Comment voyez-vous l’appel à mobilisation d’une organisation politique, la France insoumise, alors qu’habituellement ces dernières se contentaient de soutenir les mouvements impulsés par les syndicats ? Cela augure-t-il une recomposition entre mouvement social et politique ?

Pas à la CGT. Chacun son rôle et ses complémentarités. Certains débats au sein des mouvements politiques ne sont pas du ressort de la CGT. Nous n’avions pas de candidat aux législatives ! Les expériences sont diverses : Nuit Debout l’année dernière, le mouvement associatif, le mouvement citoyen et politique. La richesse vient de cette diversité, mais il ne faut pas se marcher sur les pieds.

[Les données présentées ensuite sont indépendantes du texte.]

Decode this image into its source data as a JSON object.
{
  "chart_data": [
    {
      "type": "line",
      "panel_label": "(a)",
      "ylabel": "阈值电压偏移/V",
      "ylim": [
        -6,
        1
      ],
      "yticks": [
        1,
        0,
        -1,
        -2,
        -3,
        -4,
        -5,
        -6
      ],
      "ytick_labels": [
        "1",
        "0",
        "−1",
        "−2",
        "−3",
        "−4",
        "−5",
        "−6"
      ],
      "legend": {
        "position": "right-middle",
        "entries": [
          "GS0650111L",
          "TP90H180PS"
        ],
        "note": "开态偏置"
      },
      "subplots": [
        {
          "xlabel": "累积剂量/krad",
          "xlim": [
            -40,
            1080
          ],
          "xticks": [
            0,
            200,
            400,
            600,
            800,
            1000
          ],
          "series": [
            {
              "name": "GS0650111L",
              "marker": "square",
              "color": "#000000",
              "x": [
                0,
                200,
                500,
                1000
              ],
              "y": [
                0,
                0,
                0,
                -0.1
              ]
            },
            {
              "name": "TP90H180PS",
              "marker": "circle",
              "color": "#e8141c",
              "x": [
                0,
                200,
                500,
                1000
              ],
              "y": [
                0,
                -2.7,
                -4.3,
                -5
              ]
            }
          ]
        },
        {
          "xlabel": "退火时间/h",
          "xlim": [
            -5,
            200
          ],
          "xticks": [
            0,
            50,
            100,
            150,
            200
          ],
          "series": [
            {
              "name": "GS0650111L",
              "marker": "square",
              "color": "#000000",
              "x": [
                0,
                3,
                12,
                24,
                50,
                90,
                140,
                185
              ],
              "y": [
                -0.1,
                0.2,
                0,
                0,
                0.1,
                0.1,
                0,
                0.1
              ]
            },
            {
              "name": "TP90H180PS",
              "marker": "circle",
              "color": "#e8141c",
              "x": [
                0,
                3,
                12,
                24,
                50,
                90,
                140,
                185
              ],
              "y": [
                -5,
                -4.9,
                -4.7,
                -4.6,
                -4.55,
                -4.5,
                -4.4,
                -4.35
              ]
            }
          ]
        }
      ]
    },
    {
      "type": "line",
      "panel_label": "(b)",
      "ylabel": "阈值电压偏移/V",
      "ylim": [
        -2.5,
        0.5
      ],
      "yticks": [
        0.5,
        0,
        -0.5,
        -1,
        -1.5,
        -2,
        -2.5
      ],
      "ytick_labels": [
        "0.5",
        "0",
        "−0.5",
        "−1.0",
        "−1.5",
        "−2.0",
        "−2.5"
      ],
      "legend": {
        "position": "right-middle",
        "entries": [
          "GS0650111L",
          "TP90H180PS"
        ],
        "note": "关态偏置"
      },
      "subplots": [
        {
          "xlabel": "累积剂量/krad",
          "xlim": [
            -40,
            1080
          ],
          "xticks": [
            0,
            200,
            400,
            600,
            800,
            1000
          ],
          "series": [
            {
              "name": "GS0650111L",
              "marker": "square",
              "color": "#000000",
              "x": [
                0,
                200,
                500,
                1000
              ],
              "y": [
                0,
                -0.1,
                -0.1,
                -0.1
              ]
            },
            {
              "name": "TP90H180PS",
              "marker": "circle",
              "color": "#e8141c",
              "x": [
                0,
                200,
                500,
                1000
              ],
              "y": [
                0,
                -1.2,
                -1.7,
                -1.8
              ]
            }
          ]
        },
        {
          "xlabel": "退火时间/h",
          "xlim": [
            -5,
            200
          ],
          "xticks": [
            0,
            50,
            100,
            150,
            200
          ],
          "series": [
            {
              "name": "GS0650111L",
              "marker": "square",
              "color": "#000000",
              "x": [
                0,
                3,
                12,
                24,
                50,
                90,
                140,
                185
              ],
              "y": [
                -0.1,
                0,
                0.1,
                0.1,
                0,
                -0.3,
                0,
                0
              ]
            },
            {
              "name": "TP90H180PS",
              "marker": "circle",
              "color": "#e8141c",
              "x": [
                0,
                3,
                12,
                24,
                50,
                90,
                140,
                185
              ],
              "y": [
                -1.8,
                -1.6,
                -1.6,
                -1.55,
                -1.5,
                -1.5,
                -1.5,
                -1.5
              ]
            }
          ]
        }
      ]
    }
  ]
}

Comment expliquez-vous l’attitude des autres confédérations syndicales qui n’appellent pas à manifester le 12 septembre ?

Nous critiquons tous ces ordonnances. Mais certains considèrent que la méthode et le résultat ne méritent pas de descendre ensemble dans la rue. Le syndicalisme consiste-t-il à éviter le pire, ou à asseoir de nouveaux droits ?

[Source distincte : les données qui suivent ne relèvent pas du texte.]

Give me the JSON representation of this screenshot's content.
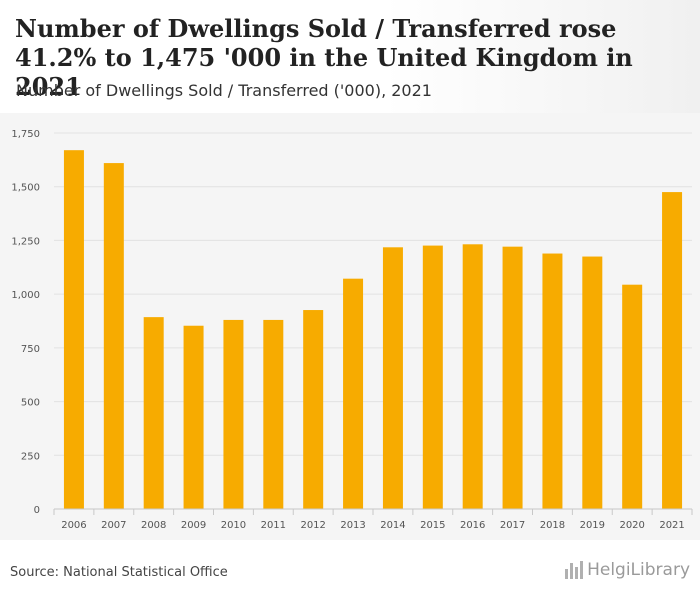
{
  "header": {
    "title": "Number of Dwellings Sold / Transferred rose 41.2% to 1,475 '000 in the United Kingdom in 2021",
    "subtitle": "Number of Dwellings Sold / Transferred ('000), 2021"
  },
  "footer": {
    "source": "Source: National Statistical Office",
    "logo_text": "HelgiLibrary"
  },
  "colors": {
    "bar": "#f7ab00",
    "grid": "#e2e2e2",
    "plot_bg": "#f5f5f5"
  },
  "chart_data": {
    "type": "bar",
    "categories": [
      "2006",
      "2007",
      "2008",
      "2009",
      "2010",
      "2011",
      "2012",
      "2013",
      "2014",
      "2015",
      "2016",
      "2017",
      "2018",
      "2019",
      "2020",
      "2021"
    ],
    "values": [
      1670,
      1610,
      893,
      853,
      880,
      880,
      926,
      1072,
      1218,
      1226,
      1232,
      1221,
      1189,
      1175,
      1044,
      1475
    ],
    "ylim": [
      0,
      1750
    ],
    "yticks": [
      0,
      250,
      500,
      750,
      1000,
      1250,
      1500,
      1750
    ],
    "ytick_labels": [
      "0",
      "250",
      "500",
      "750",
      "1,000",
      "1,250",
      "1,500",
      "1,750"
    ],
    "grid": true
  }
}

Ils gardent de l’énergie pour les autres batailles qui s’annoncent ?

Attention à ne pas garder trop d’énergie, car on peut exploser avant de démarrer ! C’est un gars de chez Renault qui vous dit ça.

Comment la CGT peut-elle prendre part plus activement à la construction des projets alternatifs, prenant en compte les dimensions de partage des richesses, les enjeux écologiques, les nouvelles formes d’économie coopérative ? Est-ce selon vous le rôle d’un syndicat ?

Malgré le jeu médiatique qui consiste à nous cantonner dans le rôle de contestataires, nous portons des propositions sur bien des sujets. Nous menons actuellement une campagne pour conjuguer développement industriel, préservation de l’environnement et économie circulaire. Nous travaillons sur les services publics, face à la désertification dans certains territoires. Nous réfléchissons au partage des gains de productivité que permet le numérique. Mais les gens en face, avec qui nous discutons, fixent un cadre tellement étroit que cela ne nous permet pas de développer ces propositions.


Plus aucune entreprise française n’est capable de fabriquer des éoliennes. Thales possède dans l’Isère un établissement spécialisé dans l’imagerie médicale, qu’ils veulent fermer, tout en investissant énormément dans les drones militaires, capables de tuer. A Renault, des collègues travaillent depuis des années sur des moteurs plus propres. La direction ne leur demande pas si cela fonctionne, si c’est bon pour la planète, mais combien cela va rapporter à la fin de l’année. Résultat : des années de recherches partent à la poubelle. C’est scandaleux.

Sur tous ces sujets, nous devons recréer des espaces de débat et de lien social au sein de l’entreprise. Le bien-travailler passe par là, par des endroits où l’on se parle. Mais j’ai cru comprendre que ce ne sont pas les critères défendus par Emmanuel Macron.